Natürlich wurde ich immer wieder damit konfrontiert, was die negativen Aspekte eines Kaiserschnitts sind. Glücklicherweise umgab mich das Schutzschild einer frisch verlassenen Schwangeren, nicht auszudenken, was man mir im Normalzustand an den Kopf geworfen hätte!

 

In diesem Sinne an Alle, die sich für einen geplanten Kaiserschnitt entscheiden: Hut ab! Denn Ihr müsst Euch sicher einiges anhören…

 

 

 

 

 

Kommentar schreiben

Kommentare: 3
  • #1

    Alana (Freitag, 13 Januar 2017 11:06)

    Eigentlich hielt ich nicht viel von Frauen die bewußt einen Kaiserschnitt machen wollen. Diese Meinung hat sich nun geändert und ich finde es unglaublich wie du diese Situation gemeistert hast. Danke für diesen Bericht :)

  • #2

    leas_mama_30 (Freitag, 13 Januar 2017 21:03)

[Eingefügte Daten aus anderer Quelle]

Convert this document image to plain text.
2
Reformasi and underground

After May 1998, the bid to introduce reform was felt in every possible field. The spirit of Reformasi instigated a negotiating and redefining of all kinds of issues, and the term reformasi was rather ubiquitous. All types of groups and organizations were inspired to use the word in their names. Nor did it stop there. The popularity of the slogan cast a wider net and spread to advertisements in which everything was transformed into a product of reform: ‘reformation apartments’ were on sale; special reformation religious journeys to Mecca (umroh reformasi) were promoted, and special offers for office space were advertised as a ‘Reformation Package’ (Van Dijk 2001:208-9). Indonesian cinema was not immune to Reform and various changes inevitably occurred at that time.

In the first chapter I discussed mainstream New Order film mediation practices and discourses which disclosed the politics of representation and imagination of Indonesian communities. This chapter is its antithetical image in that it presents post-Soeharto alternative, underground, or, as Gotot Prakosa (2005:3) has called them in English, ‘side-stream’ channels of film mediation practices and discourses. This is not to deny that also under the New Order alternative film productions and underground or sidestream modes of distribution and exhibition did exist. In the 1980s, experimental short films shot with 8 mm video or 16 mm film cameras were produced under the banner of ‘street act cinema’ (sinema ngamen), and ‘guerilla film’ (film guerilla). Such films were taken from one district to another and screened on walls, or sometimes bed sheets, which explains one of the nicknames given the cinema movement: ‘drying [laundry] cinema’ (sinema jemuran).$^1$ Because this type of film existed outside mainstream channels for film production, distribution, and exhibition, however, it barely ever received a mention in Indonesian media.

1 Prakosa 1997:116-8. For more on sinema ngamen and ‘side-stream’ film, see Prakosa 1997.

    Danke für deinen tollen Beitrag.
    Meine Meinung ist immer schon gewesen, das jede Frau selbst entscheiden kann,auf welche Art und Weise sie ihre Kinder bekommen. Und ich finde niemand hat das Recht jemanden zu verurteilen,weil er sich bewusst für einen Kaiserschnitt entscheidet.
    Jede Frau ist auf ihre Weise Stark während der Geburt,ob auf normalem Wege oder durch Kaiserschnitt!

  • #3

    Sarah (Samstag, 14 Januar 2017 22:12)

    Danke, Alana für Deinen Kommentar! Ich freue mich, wenn ich Deine Sicht darauf ändern konnte ;-)

    Und liebe leas_mama_30, wie Recht Du hast! Es ist immer eine riesige Leistung einer Frau!